Gupta points out that in order to scale KMC across the world, maternity and neonatal wards in hospitals need to train doctors and nurses, follow a scientifically researched, evidence-based protocol, and revamp medical infrastructure. “One would think the mother just needs to keep the baby on her chest and that’s it…” she says. “But it’s not as simple as that.”
In August 2024, the Community Empowerment Lab brought together over 50 neonatologists, OB-GYNs, pediatricians, nurses and public health officials to brainstorm NICU designs that would enable KMC. Most participants agreed that existing medical infrastructure would need substantial upgrades to support the protocol, citing the lack of privacy in the wards, understaffing and an acute shortage of space as barriers.
A NICU nurse remarked that it was “as good for the mother as it was for babies,” but other participants felt the protocol could place undue burden on mothers still recovering from childbirth unless their families were on board.

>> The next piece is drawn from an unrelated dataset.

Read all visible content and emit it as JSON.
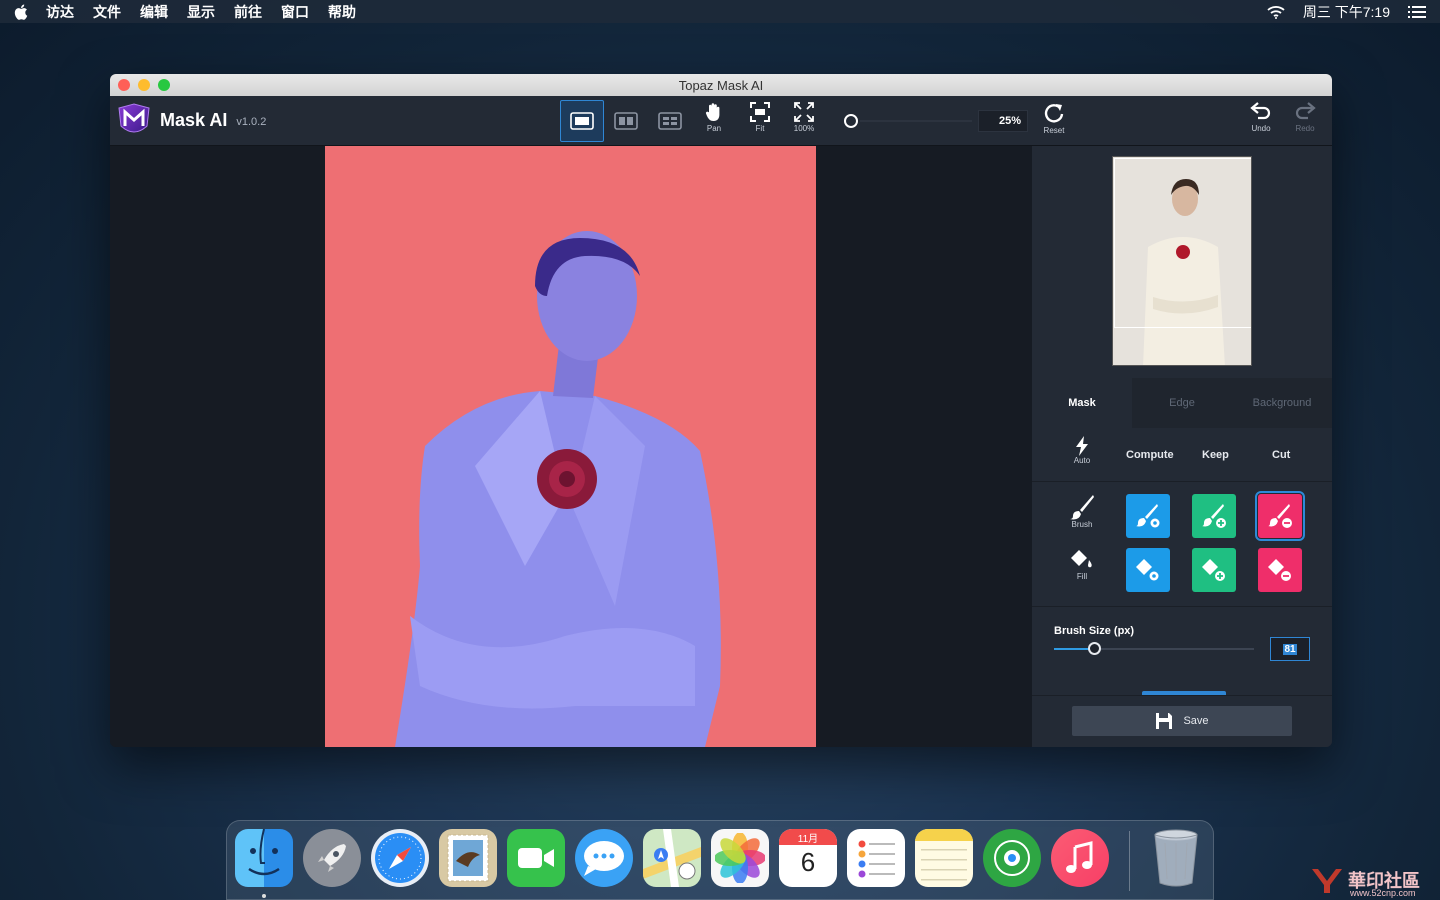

Heartbreakingly, one participant observed that some families were willing to provide KMC to infant boys, but not to girls. Gupta, also one of the workshop participants, said unless more and more doctors are able to experience how lifesaving KMC can be, they may not buy in easily to a protocol that relies less on technology and more on touch.
Kumar listened to the lively debate. An engineer by training and public health advocate by passion, she is helping design one of India’s first KMC-enabled special newborn care units at the Ghaziabad district hospital. “We need such facilities, sooner the better,” she says. “For we now know that more than science and modern medicine, the most powerful treatment for a premature, underweight infant is their mother, no matter if she is educated or illiterate, rich or poor … I think that’s amazing.”